Posted Jan 4, 2016 by Martin Armstrong
What a start to the New Year! Talk around the street voiced a few reasons for today’s stock market declines from geopolitical tensions between Saudi Arabia and Iran to additional dealing costs associated to playing the markets. Discussions are apparently underway across the globe to address market orders, the way in which orders are placed, the magnitude of such orders and the frequency. This, of course, will increase the volatility of prices (as market-makers withdraw) whilst at the same time lead exchanges to increasing margin requirement’s.
Chinese equities lost all bids with two exchange forced closes earlier today. The initial 5% forced the first close only to be closed the second time after the Index fell 7% – this time for the remainder of the day.
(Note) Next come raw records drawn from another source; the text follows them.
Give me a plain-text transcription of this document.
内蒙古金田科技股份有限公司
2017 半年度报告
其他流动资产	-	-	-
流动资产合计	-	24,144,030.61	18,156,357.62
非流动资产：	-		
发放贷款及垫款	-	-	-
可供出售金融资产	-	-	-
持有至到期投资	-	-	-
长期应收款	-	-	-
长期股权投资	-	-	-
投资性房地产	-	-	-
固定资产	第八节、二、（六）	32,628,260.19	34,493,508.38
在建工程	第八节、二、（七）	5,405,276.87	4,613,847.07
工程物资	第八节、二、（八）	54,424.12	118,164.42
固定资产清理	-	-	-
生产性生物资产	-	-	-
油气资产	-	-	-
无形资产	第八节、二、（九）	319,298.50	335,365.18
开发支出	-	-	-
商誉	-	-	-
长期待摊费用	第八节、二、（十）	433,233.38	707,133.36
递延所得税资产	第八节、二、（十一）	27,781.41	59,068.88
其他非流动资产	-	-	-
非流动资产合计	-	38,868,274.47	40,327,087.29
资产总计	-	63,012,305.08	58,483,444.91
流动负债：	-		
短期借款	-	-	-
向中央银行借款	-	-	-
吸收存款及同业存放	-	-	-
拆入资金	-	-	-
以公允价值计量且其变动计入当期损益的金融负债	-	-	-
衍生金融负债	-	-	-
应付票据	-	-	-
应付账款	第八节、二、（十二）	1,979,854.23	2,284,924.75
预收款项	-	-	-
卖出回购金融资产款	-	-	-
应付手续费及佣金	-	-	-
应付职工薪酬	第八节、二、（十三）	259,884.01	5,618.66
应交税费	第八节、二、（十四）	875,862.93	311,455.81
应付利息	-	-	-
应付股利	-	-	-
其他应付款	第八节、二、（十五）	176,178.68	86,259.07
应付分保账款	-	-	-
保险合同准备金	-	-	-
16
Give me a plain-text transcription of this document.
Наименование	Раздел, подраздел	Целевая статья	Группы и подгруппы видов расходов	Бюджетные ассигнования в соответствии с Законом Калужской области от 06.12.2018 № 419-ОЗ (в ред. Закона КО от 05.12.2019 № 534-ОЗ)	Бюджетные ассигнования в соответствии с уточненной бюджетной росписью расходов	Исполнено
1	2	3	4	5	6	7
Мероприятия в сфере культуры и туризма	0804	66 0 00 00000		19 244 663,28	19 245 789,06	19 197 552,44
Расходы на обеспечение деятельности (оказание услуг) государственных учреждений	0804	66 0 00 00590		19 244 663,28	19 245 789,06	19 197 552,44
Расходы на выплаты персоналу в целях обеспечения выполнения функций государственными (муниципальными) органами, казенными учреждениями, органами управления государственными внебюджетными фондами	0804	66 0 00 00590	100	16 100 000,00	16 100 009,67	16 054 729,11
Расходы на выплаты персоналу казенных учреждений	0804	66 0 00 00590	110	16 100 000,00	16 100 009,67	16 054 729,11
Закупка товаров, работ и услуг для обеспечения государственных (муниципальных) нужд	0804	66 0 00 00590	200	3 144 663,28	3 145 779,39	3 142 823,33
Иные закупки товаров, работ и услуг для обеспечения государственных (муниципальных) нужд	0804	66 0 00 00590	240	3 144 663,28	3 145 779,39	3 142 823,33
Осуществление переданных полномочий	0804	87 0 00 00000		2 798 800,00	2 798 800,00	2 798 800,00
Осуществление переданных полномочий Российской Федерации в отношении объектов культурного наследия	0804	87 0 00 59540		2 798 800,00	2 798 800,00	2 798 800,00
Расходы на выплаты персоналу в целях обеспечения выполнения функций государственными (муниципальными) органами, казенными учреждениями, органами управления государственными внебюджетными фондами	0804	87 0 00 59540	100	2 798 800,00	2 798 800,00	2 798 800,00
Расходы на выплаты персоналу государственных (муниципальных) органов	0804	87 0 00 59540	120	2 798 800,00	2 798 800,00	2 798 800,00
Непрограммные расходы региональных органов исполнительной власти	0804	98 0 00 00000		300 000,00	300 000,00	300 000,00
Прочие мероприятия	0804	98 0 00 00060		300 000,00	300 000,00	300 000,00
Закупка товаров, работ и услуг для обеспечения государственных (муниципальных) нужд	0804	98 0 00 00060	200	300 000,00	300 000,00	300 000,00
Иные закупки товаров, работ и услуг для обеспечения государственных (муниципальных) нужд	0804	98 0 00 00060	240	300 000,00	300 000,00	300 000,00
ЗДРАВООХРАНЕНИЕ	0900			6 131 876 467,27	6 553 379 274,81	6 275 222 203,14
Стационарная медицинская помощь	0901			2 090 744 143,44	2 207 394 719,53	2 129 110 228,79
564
The Nikkei opened the year over 1% lower and continued the selling throughout the rest of the day to close down 3% at 18,450. The futures have continued that decline and are currently trading around 18,150.
Europe opened weakly and remained so for the balance of the day. DAX closed -4.3%, FTSE -2.4%, and CAC -2.5%. In the U.S., we saw initial weakness across the board but all recovered in the final 30 minutes of trading.
The DOW, S&P, and NASDAQ all recovered to close at their days highs. All markets closed lower but a huge improvement in the final twenty minutes from their lows. DOW -2.1%; S&P -1.5%, and NASDAQ -2.1%.
Both gold and the bond markets saw the flight to quality bid with gold jumping $15 while bonds rallied 4BP across the curve. The spread between U.S./Germany closed around 166bp with U.S. 10s yielding 2.235 whilst German 10s closed 0.57%. This year, we should also follow the peripheral European bond market, so for point of fact we shall include 10yr Italy also; so tonight the BTP closed at 1.55%.
The U.S. dollar saw the bulk of the in-flow with the DXY (USD Index) closing up 0.25% at 98.95. The Turkish Lira was one of the EM currencies that suffered (amidst the market turmoil) closing down on the day almost 1.6% against the USD. GBP and Euro also lost ground but only a marginal 0.25%. A couple of other currencies to mention would be the BRL that lost 2% and the Polish Zloty that lost 1.2%.